Scrooge awakens on Christmas morning a changed man. He makes a large donation to the charity he rejected the previous day, anonymously sends a large turkey to the Cratchit home for Christmas dinner and spends the afternoon with Fred's family. The following day he gives Cratchit an increase in pay, and begins to become a father figure to Tiny Tim. From then on, Scrooge treats everyone with kindness, generosity and compassion, embodying the spirit of Christmas.

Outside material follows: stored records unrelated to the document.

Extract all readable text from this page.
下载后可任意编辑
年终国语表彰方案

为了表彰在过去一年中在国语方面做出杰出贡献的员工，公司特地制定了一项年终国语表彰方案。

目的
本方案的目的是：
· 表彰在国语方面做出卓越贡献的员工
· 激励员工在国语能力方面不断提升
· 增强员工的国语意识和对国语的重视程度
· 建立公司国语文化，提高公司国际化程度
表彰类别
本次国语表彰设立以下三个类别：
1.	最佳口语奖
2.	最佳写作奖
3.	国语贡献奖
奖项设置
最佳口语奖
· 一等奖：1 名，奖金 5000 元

Emily is delighted by the performance and the grandmother finishes her narration.

==Cast==
- Siân Phillips as Grandmother/Narrator
- Thea Achillea as Emily
- Michael Nunn as Ebenezer Scrooge
  - Simon Russell Beale as the voice of Ebenezer Scrooge
- Grace Jabbari as Belle
  - Carey Mulligan as the voice of Belle
- Brekke Fagerlund Karl as Bob Cratchit/The Ghost of Christmas Yet to Come
  - Martin Freeman as the voice of Bob Cratchit
- Mikey Boateng as The Ghost of Christmas Present
  - Daniel Kaluuya as the voice of The Ghost of Christmas Present
- Russell Maliphant as Marley's Ghost
  - Andy Serkis as the voice of Marley's Ghost
- Dana Maliphant as The Ghost of Christmas Past
  - Leslie Caron as the voice of The Ghost of Christmas Past
- Danil Golovam as Tiny Tim
  - Archie Durrant as the voice of Tiny Tim
- Simone Donati as Fred
  - Oliver John Lock as Fred's voice
- Faith Prendergast as Martha
  - Sydney Craven as the voice of Martha
- Elleanor Perry as Sarah
  - Sarah Schoenbeck as Sarah's voice
- Robert Cotton as Father
- Georgina Sutcliffe as Mother
- Andrej Kaminsky as Dancer

==Release==
The film was released theatrically in the United Kingdom on 20 November 2020. It was also released theatrically in the United States on 4 December 2020.

==Reception==

Tracey Petherick of Common Sense Media awarded the film four stars out of five, calling it "creepy in places, bleak in others, but the overall takeaway is an elegant, dynamic, and ultimately uplifting festive treat." Martin Unsworth of Starburst wrote, "It's a tale that has been retold numerous times to varying effect. This adaptation utilises Charles Dickens' original text as a spoken story over a dazzling ballet-esque depiction of the ultimate Yuletide story."

Stephen Dalton of The Hollywood Reporter gave the film a negative review, calling it "Technically impressive but dramatically flat." The Timess Kevin Maher gave it 2/5 stars, saying it "mash[es] together a wholesome kids' movie with an underwhelming ballet, a low-fi cartoon and a curious overdub featuring famous actors lending their voices to the dancers."